Babacan ayrıca binaların afete dirençli hale getirilmesiyle ilgili hem mühendislik hem de finans açısından özendirici teşvikler hazırlayacaklarını ve DASK’ın kapsamını diğer doğal afetlere doğru genişleteceklerini söyledi.
Nesiller arası adaleti çok önemsediklerini ifade eden Babacan, Paris İklim Anlaşması’nı yürürlüğe sokacaklarını vaat etti. Babacan ayrıca dünyanın güçlü ekonomilerine de çağrı yaptı:
“Yangınlar, seller, buzul erimeleri dünyanın gözü önünde gerçekleşiyor. Hükûmetler bu sorunu henüz ciddiye almış değil. Çin ve ABD dünyayı en çok kirleten, karbon emisyonu en çok olan ülkeler. Bu ülkelerin adım atması gerekiyor. Biden yönetiminin Paris Anlaşması’na dönmesi yeterli değil. Dünyanın bir numaralı ekonomisi ABD’nin Paris Anlaşması’nın uygulanmasıyla ilgili ciddi kaynaklar ayırması, öncülük yapması gerekiyor. ABD Merkez Bankası bilançosunun 8 trilyon dolara çıktığı bir dönemde kaynak sorunundan söz etmelerinin mümkün olmadığını düşünüyorum. Avrupa Merkez Bankası Başkanı Sayın Lagarde’ın girişimiyle çevre meselelerini para politikası uygulamalarının öncelikleri arasına aldı. Hükûmetler eli kolu bağlı oturunca Merkez Bankaları öncü rol oynuyor. Bu çabayı bütün Avrupa hükûmetlerinden, Çin ve ABD yönetimlerinden bekliyoruz.”
Babacan’ın ardından konuşan DEVA Partisi Doğa Hakları ve Çevre Politikaları Başkanı Evrim Rızvanoğlu, “Geçtiğimiz ay tarihin en yüksek sıcaklıklarından birisini yaşadık. Küresel deniz seviyesindeki artış tehlikeli boyutlara ulaştı. Tüm bunlar dünyamızın ve ülkemizin tepesinde çalan bir alarm zili gibi. Eğer el frenini bir an önce çekmezsek iklim krizinin altında kalacağız” dedi.
Planın detaylı sunumunu ise DEVA Partisi Yerel Yönetimler ve Şehircilik Politikaları Başkanı Candan Karlıtekin yaptı.

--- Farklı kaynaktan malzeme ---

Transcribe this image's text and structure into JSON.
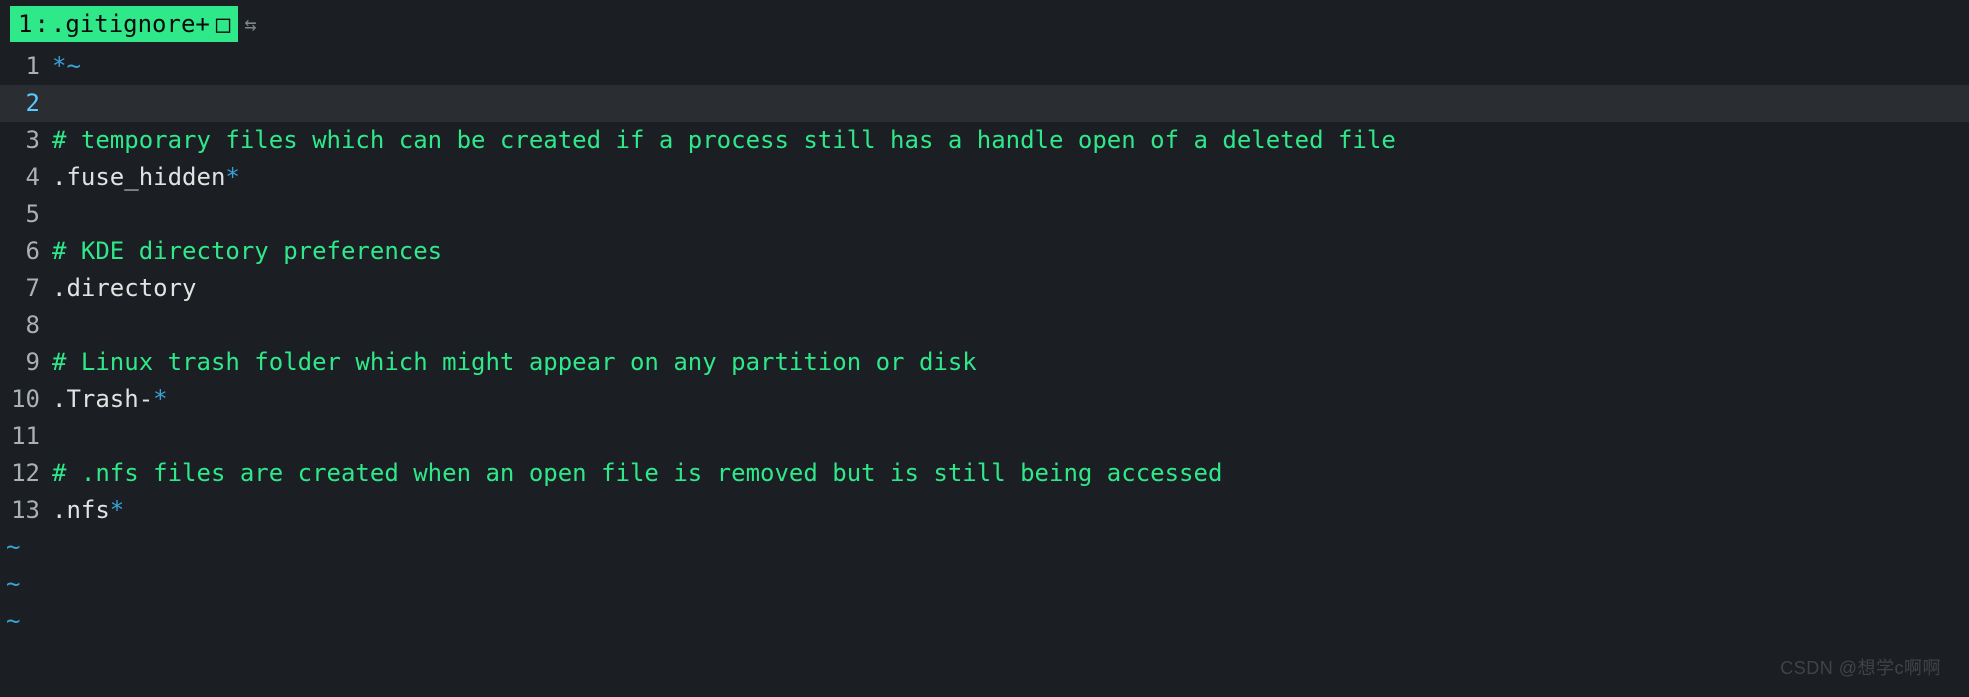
{
  "colors": {
    "background": "#1b1e22",
    "tab_bg": "#2fe88a",
    "tab_fg": "#0a0a0a",
    "syntax_green": "#2fe88a",
    "syntax_blue": "#3aa0d6",
    "syntax_white": "#dfe4e3",
    "gutter": "#aab0b3",
    "cursor_line_bg": "#2a2e33",
    "cursor_line_num": "#5cc8ff"
  },
  "tab": {
    "index": "1",
    "sep": ":",
    "filename": ".gitignore",
    "modified_marker": "+",
    "glyph": "□",
    "swap_icon": "⇆"
  },
  "cursor_line": 2,
  "lines": [
    {
      "n": "1",
      "tokens": [
        {
          "cls": "c-blue",
          "t": "*~"
        }
      ]
    },
    {
      "n": "2",
      "tokens": [
        {
          "cls": "c-white",
          "t": ""
        }
      ]
    },
    {
      "n": "3",
      "tokens": [
        {
          "cls": "c-green",
          "t": "# temporary files which can be created if a process still has a handle open of a deleted file"
        }
      ]
    },
    {
      "n": "4",
      "tokens": [
        {
          "cls": "c-white",
          "t": ".fuse_hidden"
        },
        {
          "cls": "c-blue",
          "t": "*"
        }
      ]
    },
    {
      "n": "5",
      "tokens": [
        {
          "cls": "c-white",
          "t": ""
        }
      ]
    },
    {
      "n": "6",
      "tokens": [
        {
          "cls": "c-green",
          "t": "# KDE directory preferences"
        }
      ]
    },
    {
      "n": "7",
      "tokens": [
        {
          "cls": "c-white",
          "t": ".directory"
        }
      ]
    },
    {
      "n": "8",
      "tokens": [
        {
          "cls": "c-white",
          "t": ""
        }
      ]
    },
    {
      "n": "9",
      "tokens": [
        {
          "cls": "c-green",
          "t": "# Linux trash folder which might appear on any partition or disk"
        }
      ]
    },
    {
      "n": "10",
      "tokens": [
        {
          "cls": "c-white",
          "t": ".Trash-"
        },
        {
          "cls": "c-blue",
          "t": "*"
        }
      ]
    },
    {
      "n": "11",
      "tokens": [
        {
          "cls": "c-white",
          "t": ""
        }
      ]
    },
    {
      "n": "12",
      "tokens": [
        {
          "cls": "c-green",
          "t": "# .nfs files are created when an open file is removed but is still being accessed"
        }
      ]
    },
    {
      "n": "13",
      "tokens": [
        {
          "cls": "c-white",
          "t": ".nfs"
        },
        {
          "cls": "c-blue",
          "t": "*"
        }
      ]
    }
  ],
  "tilde_rows": 3,
  "tilde_char": "~",
  "watermark": "CSDN @想学c啊啊"
}
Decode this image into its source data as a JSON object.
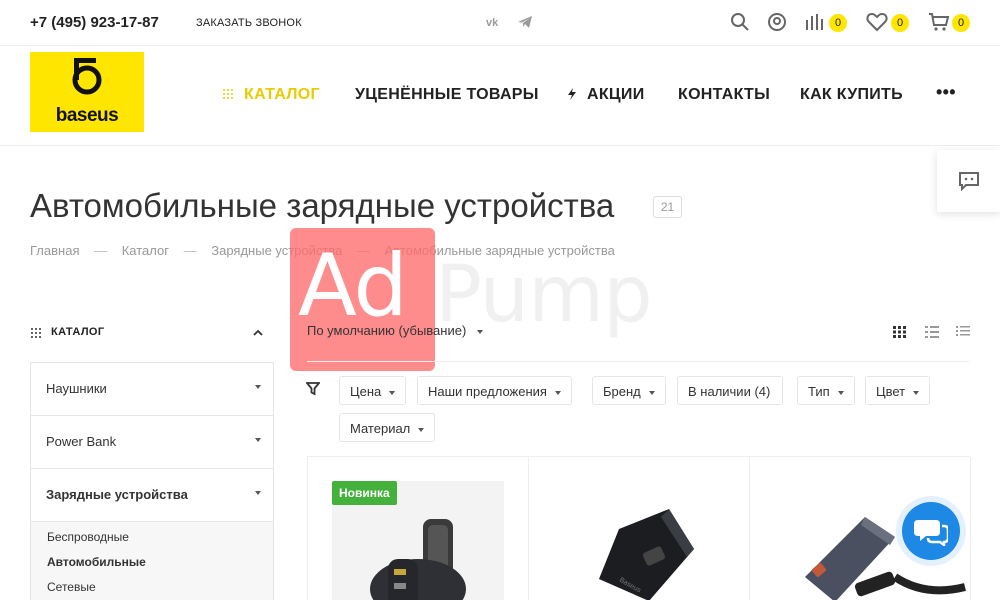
{
  "topbar": {
    "phone": "+7 (495) 923-17-87",
    "callback": "ЗАКАЗАТЬ ЗВОНОК",
    "social": [
      "vk-icon",
      "telegram-icon"
    ],
    "compare_count": "0",
    "wishlist_count": "0",
    "cart_count": "0"
  },
  "header": {
    "logo_text": "baseus",
    "nav": {
      "catalog": "КАТАЛОГ",
      "discount": "УЦЕНЁННЫЕ ТОВАРЫ",
      "actions": "АКЦИИ",
      "contacts": "КОНТАКТЫ",
      "howto": "КАК КУПИТЬ",
      "more": "•••"
    }
  },
  "page": {
    "title": "Автомобильные зарядные устройства",
    "count": "21"
  },
  "breadcrumb": {
    "items": [
      "Главная",
      "Каталог",
      "Зарядные устройства",
      "Автомобильные зарядные устройства"
    ],
    "separator": "—"
  },
  "watermark": {
    "ad": "Ad",
    "pump": "Pump"
  },
  "sidebar": {
    "heading": "КАТАЛОГ",
    "items": [
      "Наушники",
      "Power Bank",
      "Зарядные устройства"
    ],
    "subitems": [
      "Беспроводные",
      "Автомобильные",
      "Сетевые"
    ]
  },
  "sort": {
    "label": "По умолчанию (убывание)"
  },
  "filters": [
    "Цена",
    "Наши предложения",
    "Бренд",
    "В наличии (4)",
    "Тип",
    "Цвет",
    "Материал"
  ],
  "products": {
    "new_badge": "Новинка"
  },
  "colors": {
    "accent": "#ffe600",
    "nav_active": "#e8cc00",
    "new_badge": "#44b13d",
    "chat": "#1e88e5",
    "watermark": "#ff6b6b"
  }
}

Karlıtekin uzun vadede Afet Çerçeve Kanunu çıkartacaklarını, kısa vadede ise 7269 sayılı afet kanununu risk yönetimi çerçevesinde yeniden düzenleyecekleri söyledi. Afet döneminde arama kurtarma faaliyetlerinin ana omurgasını İtfaiye Teşkilatı’na vereceklerini belirten Karlıtekin, orman yangınlarına müdahale amacıyla kolaylıkla millî bir yangın söndürme filosu kuracaklarını da sözlerine ekledi.